Obama does not suffer illusions about the pathologies afflicting the broader Muslim world. If anything, his pessimism on matters related to the dysfunctions of Muslim states, and to the inability of the umma—the worldwide community of Muslims—to contain and ultimately neutralize the extremist elements in its midst, has, at times, an almost paralyzing effect on him. The president has come to the conclusion that the underlying problems afflicting Islam are too deep, and too resistant to American intervention, to warrant implementation of the sort of policies that his critics, including his critics in foreign-policy think tanks, demand.
Does Obama go too far in avoiding the terms “radical Islam” or “violent Islam”? This question represents a not-unreasonable basis for an interesting debate. However, given the realities of the battlefield—that most of the fighting against ISIS is done by Muslim-majority states, and Muslim organizations, and that the leaders of these entities would rather not see the U.S. overgeneralize its description of the fight—then it seems that Obama’s semantic prudence is justifiable.
None of this is meant to be an argument that Obama does enough, or does enough of the right things, in the struggle against ISIS. And Obama could bring more emotional intelligence to bear on this problem: He is eloquent in condemning the fearmongers, but he sometimes fails to acknowledge the legitimate fears of non-racist, non-paranoid Americans who would prefer not to be killed by terrorists acting in the name of Islam. The United States is under intermittent attack from an organization called the Islamic State, which represents one, extreme, branch of Islam. There is no point in trying to convince Americans that what is happening is not happening. But neither is there a point in encouraging hysteria and division.

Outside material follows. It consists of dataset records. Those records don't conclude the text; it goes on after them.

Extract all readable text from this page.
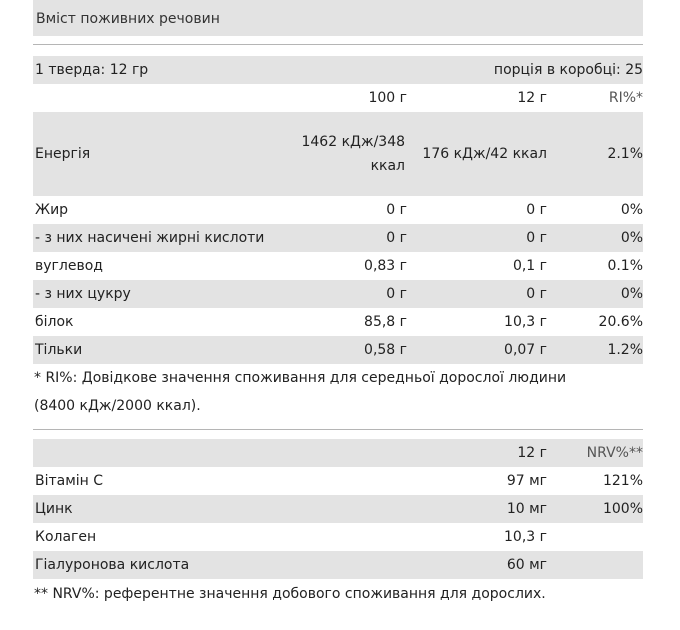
Вміст поживних речовин
1 тверда: 12 гр		порція в коробці: 25	
	100 г	12 г	RI%*
Енергія	1462 кДж/348 ккал	176 кДж/42 ккал	2.1%
Жир	0 г	0 г	0%
- з них насичені жирні кислоти	0 г	0 г	0%
вуглевод	0,83 г	0,1 г	0.1%
- з них цукру	0 г	0 г	0%
білок	85,8 г	10,3 г	20.6%
Тільки	0,58 г	0,07 г	1.2%
* RI%: Довідкове значення споживання для середньої дорослої людини (8400 кДж/2000 ккал).
	12 г	NRV%**
Вітамін С	97 мг	121%
Цинк	10 мг	100%
Колаген	10,3 г	
Гіалуронова кислота	60 мг	
** NRV%: референтне значення добового споживання для дорослих.
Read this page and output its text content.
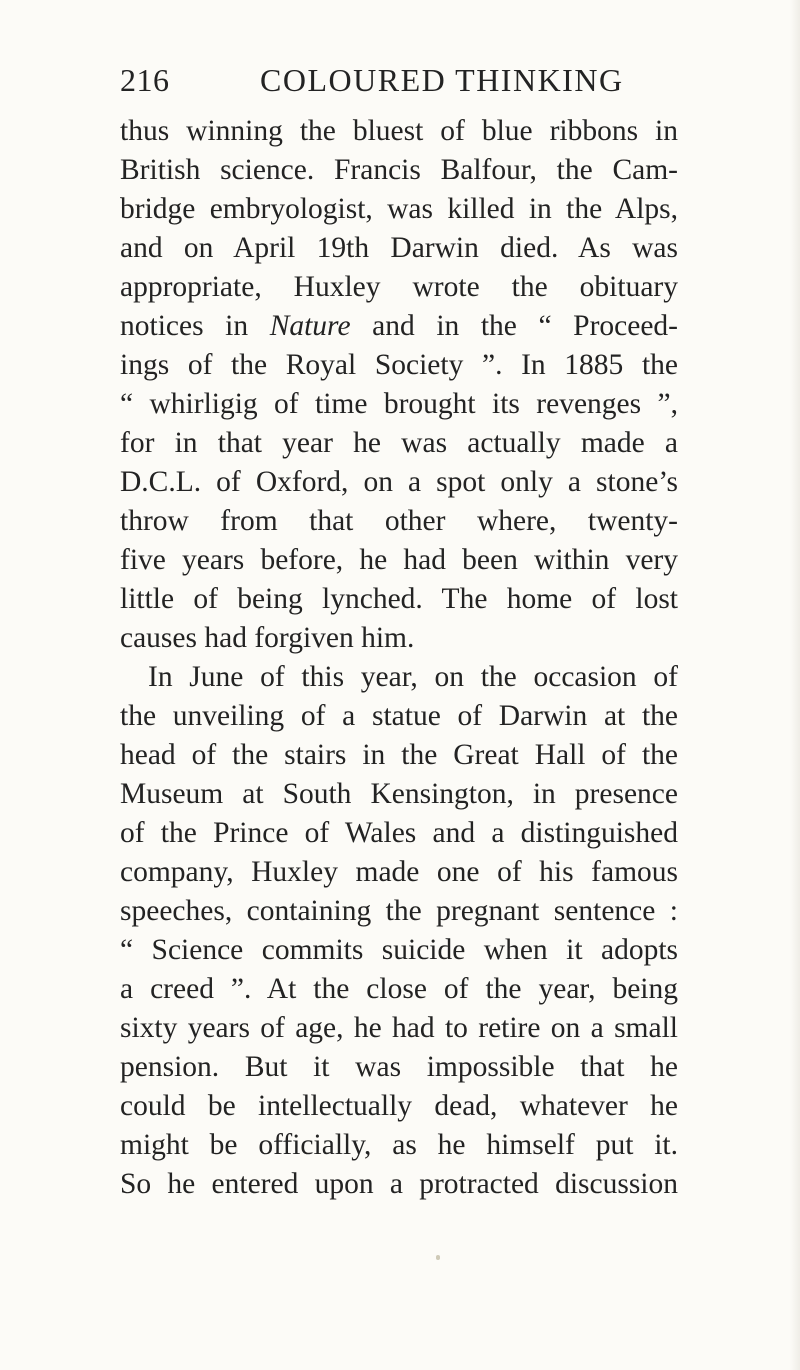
216	COLOURED THINKING
thus winning the bluest of blue ribbons in
British science. Francis Balfour, the Cam-
bridge embryologist, was killed in the Alps,
and on April 19th Darwin died. As was
appropriate, Huxley wrote the obituary
notices in Nature and in the “ Proceed-
ings of the Royal Society ”. In 1885 the
“ whirligig of time brought its revenges ”,
for in that year he was actually made a
D.C.L. of Oxford, on a spot only a stone’s
throw from that other where, twenty-
five years before, he had been within very
little of being lynched. The home of lost
causes had forgiven him.
In June of this year, on the occasion of
the unveiling of a statue of Darwin at the
head of the stairs in the Great Hall of the
Museum at South Kensington, in presence
of the Prince of Wales and a distinguished
company, Huxley made one of his famous
speeches, containing the pregnant sentence :
“ Science commits suicide when it adopts
a creed ”. At the close of the year, being
sixty years of age, he had to retire on a small
pension. But it was impossible that he
could be intellectually dead, whatever he
might be officially, as he himself put it.
So he entered upon a protracted discussion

Privately, Obama expresses the deepest loathing for ISIS and other radical Islamist groups. ISIS, he has noted, stands for—quite literally—everything he opposes. Nevertheless, his approach to the challenge of Islamist terrorism is sometimes emotionally unsatisfying; it is sometimes insufficient to the challenge; and he himself is sometimes too fatalistic about the possibility of change in the Middle East.